Toward Nano-Drug Precision for Neurodegenerative Diseases or Glioma

Background: Developing therapeutic or functional supportive therapeutic strategies for neurodegenerative (ND) diseases (NDDs) or tumor as glioma or glioblastoma (GBM) requires an understanding of the molecular and cellular mechanisms underlying crucial physiological components in neuronal life and disease, namely, the mitochondria, epigenetics, and autophagy. The mitochondrion is a highly dynamic organelle that modulates the most pivotal processes of apoptosis, autophagy, and oxidative stress.

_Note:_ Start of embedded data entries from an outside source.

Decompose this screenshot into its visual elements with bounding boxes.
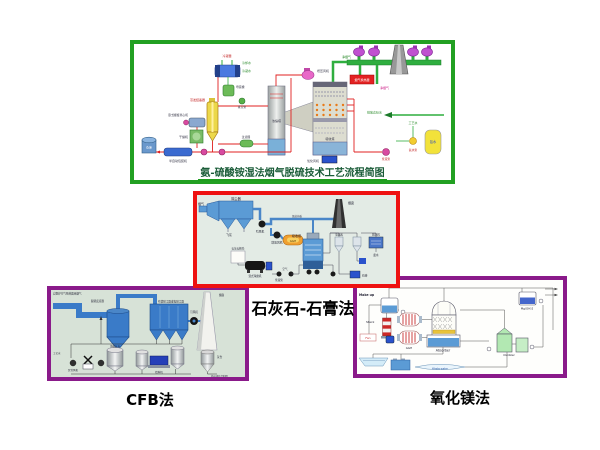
ammonia-flow-diagram: 烟气换热器 净烟气 净烟气 排放达标水 工艺水 氨水泵 氨水 bbox=[134, 44, 451, 165]
small-pump-box bbox=[359, 258, 366, 264]
stack: 烟囱 bbox=[197, 292, 225, 350]
cooling-water-label: 冷却水 bbox=[242, 60, 251, 65]
arrow-out-2 bbox=[555, 294, 559, 296]
slurry-pump-label: 浆液泵 bbox=[275, 278, 283, 282]
dryer-label: 干燥机 bbox=[179, 134, 188, 139]
packer-label: 半自动包装机 bbox=[169, 158, 187, 163]
limestone-flow-diagram: 除尘器 烟气 飞灰 引风机 增压风机 bbox=[197, 195, 396, 284]
cfb-flow-diagram: 自锅炉空气预热器来烟气 脱硫反应器 布袋除尘器或电除尘器 引风机 bbox=[51, 290, 245, 377]
fan-box: Fan bbox=[360, 334, 376, 341]
oxidation-fan: 氧化风机 bbox=[307, 156, 337, 163]
air-label: 空气 bbox=[282, 267, 288, 271]
booster-fan: 增压风机 bbox=[302, 68, 329, 80]
esp-unit: 除尘器 bbox=[199, 196, 253, 229]
clean-gas-label: 净烟气 bbox=[342, 54, 351, 59]
panel-limestone-gypsum: 除尘器 烟气 飞灰 引风机 增压风机 bbox=[193, 191, 400, 288]
cfb-title: CFB法 bbox=[100, 389, 200, 410]
mother-liquor-tank: 母液槽 bbox=[223, 77, 245, 96]
water-label: 工艺水 bbox=[53, 351, 61, 355]
vacuum-pump-label: 真空泵 bbox=[238, 105, 247, 109]
blower-label: 罗茨风机 bbox=[68, 368, 79, 372]
slurry-tank bbox=[266, 262, 272, 270]
crystal-pump-1 bbox=[201, 149, 207, 155]
gas-reheater: 烟气换热器 bbox=[350, 75, 374, 84]
heater-label: 烟气换热器 bbox=[354, 77, 369, 82]
filter-label: 过滤器 bbox=[242, 135, 251, 139]
slurry-label: Mg(OH)2 bbox=[521, 307, 534, 311]
slurry-tank: Mg(OH)2 bbox=[519, 292, 543, 311]
feeder-label: 给料机 bbox=[155, 370, 163, 374]
vacuum-pump: 真空泵 bbox=[238, 98, 247, 109]
cyclone-label: 旋流器 bbox=[335, 233, 343, 237]
clean-gas-duct bbox=[333, 60, 441, 84]
absorber-label: Absorber bbox=[436, 349, 451, 353]
absorber-tower: 吸收塔 bbox=[313, 82, 347, 155]
gypsum-label: 石膏 bbox=[362, 274, 368, 278]
oxidizer-tanks: Oxidizer bbox=[487, 328, 534, 357]
mill-label: 湿式球磨机 bbox=[249, 274, 262, 278]
flue-gas-label: 烟气 bbox=[198, 201, 204, 206]
process-water-pump: 工艺水 氨水泵 bbox=[408, 120, 417, 152]
filter-label: 布袋除尘器或电除尘器 bbox=[158, 300, 184, 304]
tower-duct bbox=[285, 102, 313, 132]
slurry-pump bbox=[383, 149, 390, 156]
booster-fan-label: 增压风机 bbox=[317, 68, 329, 73]
filter-unit: 过滤器 bbox=[240, 135, 253, 147]
gypsum-out: 石膏 bbox=[350, 271, 368, 278]
dewater-label: 脱水机 bbox=[372, 233, 380, 237]
fly-ash-label: 飞灰 bbox=[226, 232, 232, 237]
limestone-silo-label: 石灰石粉仓 bbox=[232, 247, 245, 251]
stack: 烟囱 bbox=[332, 199, 354, 228]
concentration-tower: 浓缩塔 bbox=[268, 86, 285, 155]
condenser-label: 冷凝器 bbox=[222, 53, 231, 58]
ammonia-caption-text: 氨-硫酸铵湿法烟气脱硫技术工艺流程简图 bbox=[198, 168, 386, 181]
cfb-reactor: 脱硫反应器 bbox=[91, 299, 129, 350]
warehouse-label: 仓库 bbox=[146, 145, 152, 150]
absorber-tower: Absorber bbox=[427, 301, 460, 353]
damper-label: 烟道挡板 bbox=[292, 214, 303, 218]
lime-silos: 消石灰仓 bbox=[107, 344, 184, 371]
oxidation-fan bbox=[331, 272, 336, 277]
mgo-flow-diagram: Make up Stack Fan bbox=[357, 280, 563, 374]
stack bbox=[390, 45, 408, 74]
slurry-pumps: 空气 浆液泵 bbox=[275, 267, 293, 282]
panel-cfb-process: 自锅炉空气预热器来烟气 脱硫反应器 布袋除尘器或电除尘器 引风机 bbox=[47, 286, 249, 381]
id-fan: 引风机 bbox=[190, 310, 198, 325]
bag-filter: 布袋除尘器或电除尘器 bbox=[150, 300, 188, 341]
ammonia-tank: 氨水 bbox=[396, 130, 441, 154]
discharge-label: 排放达标水 bbox=[367, 110, 382, 115]
waste-water-label: 废水 bbox=[373, 253, 379, 257]
condensate-label: 冷凝水 bbox=[242, 68, 251, 73]
condenser: 冷凝器 冷却水 冷凝水 bbox=[215, 53, 251, 77]
discharge-arrow: 排放达标水 bbox=[367, 110, 444, 119]
id-fan: 引风机 bbox=[256, 221, 266, 234]
id-fan-label: 引风机 bbox=[256, 230, 265, 234]
process-water-label: 工艺水 bbox=[408, 120, 417, 125]
recirc-pump bbox=[386, 336, 394, 343]
panel-mgo-process: Make up Stack Fan bbox=[353, 276, 567, 378]
absorber-label: 吸收塔 bbox=[292, 233, 301, 238]
fgd-process-collage: 烟气换热器 净烟气 净烟气 排放达标水 工艺水 氨水泵 氨水 bbox=[0, 0, 600, 450]
stack-label: Stack bbox=[366, 320, 375, 324]
oxidation-fan-label: 氧化风机 bbox=[307, 158, 319, 163]
arrow-out-1 bbox=[555, 288, 559, 290]
absorber-label: 吸收塔 bbox=[325, 136, 334, 141]
ash-out-label: 外运或综合利用 bbox=[211, 374, 228, 377]
reactor-label: 脱硫反应器 bbox=[91, 299, 104, 303]
booster-fan-label: 增压风机 bbox=[271, 241, 282, 245]
esp-label: 除尘器 bbox=[231, 196, 241, 201]
waste-label: Waste water bbox=[432, 367, 449, 371]
crystal-pump-2 bbox=[219, 149, 225, 155]
ggh-label: GGH bbox=[406, 346, 412, 350]
centrifuge-label: 卧式螺旋离心机 bbox=[168, 113, 188, 117]
limestone-title: 石灰石-石膏法 bbox=[230, 295, 376, 319]
slurry-pump-label: 浆液泵 bbox=[382, 157, 391, 161]
id-fan-label: 引风机 bbox=[190, 310, 198, 314]
clean-gas-label-2: 净烟气 bbox=[380, 85, 389, 90]
recirc-pumps bbox=[307, 270, 320, 275]
mixer-valve bbox=[83, 356, 93, 369]
clarifier bbox=[359, 358, 388, 366]
dewatering-unit: 脱水机 废水 bbox=[369, 233, 383, 258]
warehouse-tank: 仓库 bbox=[142, 137, 156, 153]
fly-ash-out: 飞灰 bbox=[226, 229, 244, 237]
ammonia-caption: 氨-硫酸铵湿法烟气脱硫技术工艺流程简图 bbox=[134, 164, 451, 179]
mg-tank bbox=[391, 359, 410, 371]
crystallizer-label: 蒸发结晶器 bbox=[190, 97, 205, 102]
ball-mill: 湿式球磨机 bbox=[245, 261, 265, 278]
limestone-silo: 石灰石粉仓 bbox=[231, 247, 245, 264]
panel-ammonia-process: 烟气换热器 净烟气 净烟气 排放达标水 工艺水 氨水泵 氨水 bbox=[130, 40, 455, 184]
centrifuge: 卧式螺旋离心机 bbox=[168, 113, 205, 127]
inlet-label: 自锅炉空气预热器来烟气 bbox=[53, 292, 82, 296]
dryer: 干燥机 bbox=[179, 130, 203, 143]
ash-silo-label: 灰仓 bbox=[217, 355, 223, 359]
concentrator-label: 浓缩塔 bbox=[272, 118, 281, 123]
ammonia-pump-label: 氨水泵 bbox=[409, 148, 418, 152]
feeder-machine: 给料机 bbox=[148, 356, 170, 374]
packing-machine: 半自动包装机 bbox=[156, 148, 192, 163]
ggh-label: GGH bbox=[290, 239, 296, 243]
o xidizer-label: Oxidizer bbox=[503, 353, 515, 357]
stack-label: 烟囱 bbox=[219, 293, 225, 297]
fan-label: Fan bbox=[365, 336, 370, 340]
lime-silo-label: 消石灰仓 bbox=[110, 344, 121, 348]
mother-tank-label: 母液槽 bbox=[236, 85, 245, 89]
mgo-title: 氧化镁法 bbox=[400, 387, 520, 408]
ash-silo: 灰仓 外运或综合利用 bbox=[201, 350, 228, 377]
waste-water-pond: Waste water bbox=[415, 364, 465, 370]
ggh-reheaters: GGH bbox=[397, 313, 422, 350]
stack-label: 烟囱 bbox=[348, 200, 354, 205]
ammonia-tank-label: 氨水 bbox=[430, 139, 437, 144]
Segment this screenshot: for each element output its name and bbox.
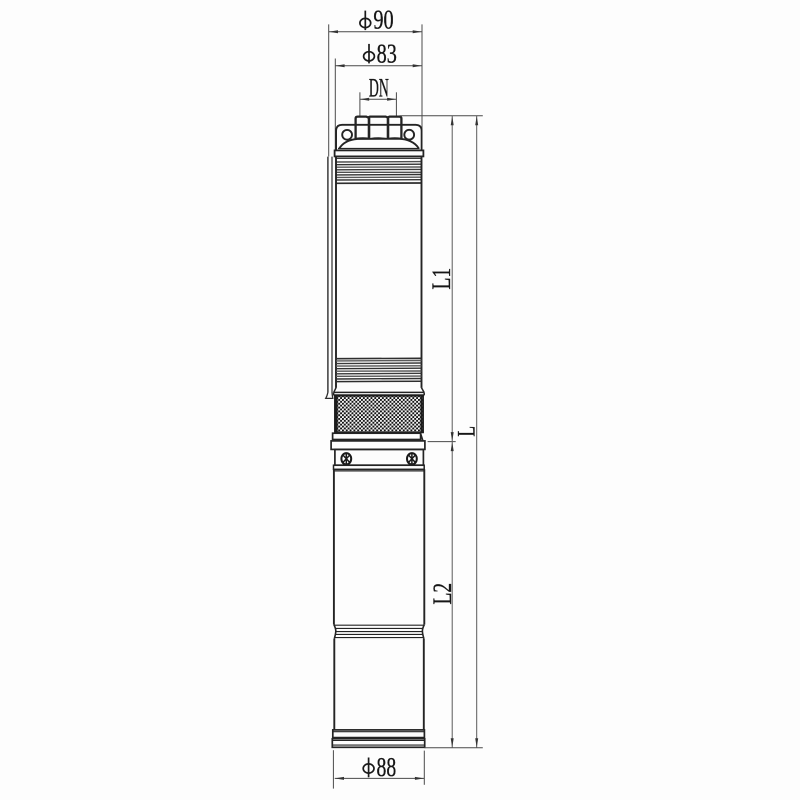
svg-text:L: L [452,426,480,437]
svg-text:L2: L2 [428,583,456,605]
svg-text:DN: DN [369,74,389,103]
svg-text:83: 83 [377,40,397,69]
svg-text:90: 90 [373,6,393,35]
svg-text:L1: L1 [427,268,455,290]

Impaired mitochondrial biogenesis with/out abnormal mitochondrial dynamics might contribute to mitochondrial dysfunction witnessed in Huntington’s disease (HD) and amyotrophic lateral sclerosis (ALS) as well as Parkinson’s disease (PD) or Alzheimer’s disease (AD) and cancer. Accordingly, mitochondria are crucial to the onset and progression of affected memory, movement, and communications, unfortunately. Chapter Aim: The current chapter will highlight, via extensive literature search and in silico analysis, as well as tracing clinical trials done, how mitochondrial dysfunction, epigenetics, and/or autophagy are implicated in NDDs or glioma pathogenesis as neurological disorders drivers or being glioma-cancer hallmarks, which could be a step toward providing nanotherapies targeting these pathways. Discussion: NDDs are associated with special neuronal proteins synthesized by the endoplasmic reticulum, disposed by cellular lysosomes, accumulated, misfolded, and able to aggregate, being prion-like, and moreover, spreading within the nervous system. As a result of dysfunctional cellular-degrading processes, namely, autophagy, these misfolded proteins accumulate, where autophagy is related to apoptosis and the mitochondrial function by various means. Thus, “neuronal autophagic activity” being influenced by epigenetics and/or by the mitochondrial function/health, affecting the onset and progression of NDDs, is now unraveled, with a spotlight on glioma in relation to these axes, for development and precision of nano-anti-epigenetic drugs or nano-autophagy-modulating drugs and nano-mitochondria-directed drugs.